For me, the source of dissonance (if I can call it dissonance) is the excess of joy that cuts through the Nothing. The meaning that somehow, someday always breaks through, filling me with gratitude for life, both this present life and the “life of the world to come,” as the Nicene creed calls the new life that believers in Jesus look forward to after the resurrection of the body.

I want to explore this more in a future post, but I’ve been thinking a lot about how to go about building wisely in an intellectual climate of deconstruction. My generation of Christians (or perhaps my “brand” of Christianity) has a kind of allergy to easy answers, absolutism, and certainty. This is a natural and, to an extent, healthy reaction to the religious dogmatism of previous generations. That very dogmatism was (I suspect) bound to fall apart because it was forged in the fires of rationalism. Rationalism assumed that the best (nay, the only) kind of knowing resulted through human reason and objective observation. Western Christianity could survive in that climate when church dogma was assumed to be part of the truths of human reason, but once everyone figured out that the truths of Christianity were not universally “self-evident,” Christian dogma had to be relegated to the sphere of subjectivity (of revelation rather than human deduction) – which had already been deemed inferior to the sort of knowing that was “provable” through experimentation.

By now, most everybody in the academy (regardless of religious adherence or lack thereof) has figured out that no one can view anything objectively, which is why we’re always awkwardly apologizing in our papers for our limitations and unobjectivity.

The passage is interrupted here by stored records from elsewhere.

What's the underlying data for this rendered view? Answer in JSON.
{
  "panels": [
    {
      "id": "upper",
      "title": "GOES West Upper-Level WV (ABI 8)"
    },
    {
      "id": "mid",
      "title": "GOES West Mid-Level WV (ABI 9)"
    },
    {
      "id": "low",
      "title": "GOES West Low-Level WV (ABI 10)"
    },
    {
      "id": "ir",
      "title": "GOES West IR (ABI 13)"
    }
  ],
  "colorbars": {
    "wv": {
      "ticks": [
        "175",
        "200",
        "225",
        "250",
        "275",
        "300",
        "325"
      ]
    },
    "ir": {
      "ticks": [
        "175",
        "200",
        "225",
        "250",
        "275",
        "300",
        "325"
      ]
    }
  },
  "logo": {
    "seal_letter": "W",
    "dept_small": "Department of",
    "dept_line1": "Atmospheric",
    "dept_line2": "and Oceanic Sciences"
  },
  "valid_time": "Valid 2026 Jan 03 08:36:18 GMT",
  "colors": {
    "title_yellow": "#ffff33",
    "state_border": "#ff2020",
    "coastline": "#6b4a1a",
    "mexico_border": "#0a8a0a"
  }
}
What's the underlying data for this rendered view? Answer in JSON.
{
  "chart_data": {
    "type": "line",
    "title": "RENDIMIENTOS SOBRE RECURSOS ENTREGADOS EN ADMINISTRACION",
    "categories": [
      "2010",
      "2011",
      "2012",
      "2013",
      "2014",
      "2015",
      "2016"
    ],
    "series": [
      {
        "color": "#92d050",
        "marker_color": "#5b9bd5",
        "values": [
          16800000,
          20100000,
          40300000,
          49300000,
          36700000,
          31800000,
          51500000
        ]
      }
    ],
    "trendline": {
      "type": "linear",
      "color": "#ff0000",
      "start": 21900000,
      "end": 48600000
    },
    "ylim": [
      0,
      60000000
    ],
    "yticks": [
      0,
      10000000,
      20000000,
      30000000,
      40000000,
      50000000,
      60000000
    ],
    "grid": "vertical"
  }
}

It’s embarrassing, really – the fact that we're not God. Because we are limited human beings, we’re only allowed to say “I believe” and not “it is” – but our intellectual heritage has already taught us that the subjective “I believe” is inferior to the objective “it is,” so we feel bad about “I believe.”

All this to say: my generation knows it needs to find a different kind of knowing, not one that is necessarily antithetical to Christian dogma, but one that sees faith, doubt, and dogma working together. But we are often at a loss as to how to rebuild our faith without resorting to cookie-cutter answers and insincere platitudes in responses to real suffering and tough theological problems. The unfettered dogmatism of our forebears frightens us – we cannot go back there, nor do we wish to. 

But what do we do when Nothing arrives in its place, when even our shanty towns of meaning crumble and we are left in the dark surrounded by rubble?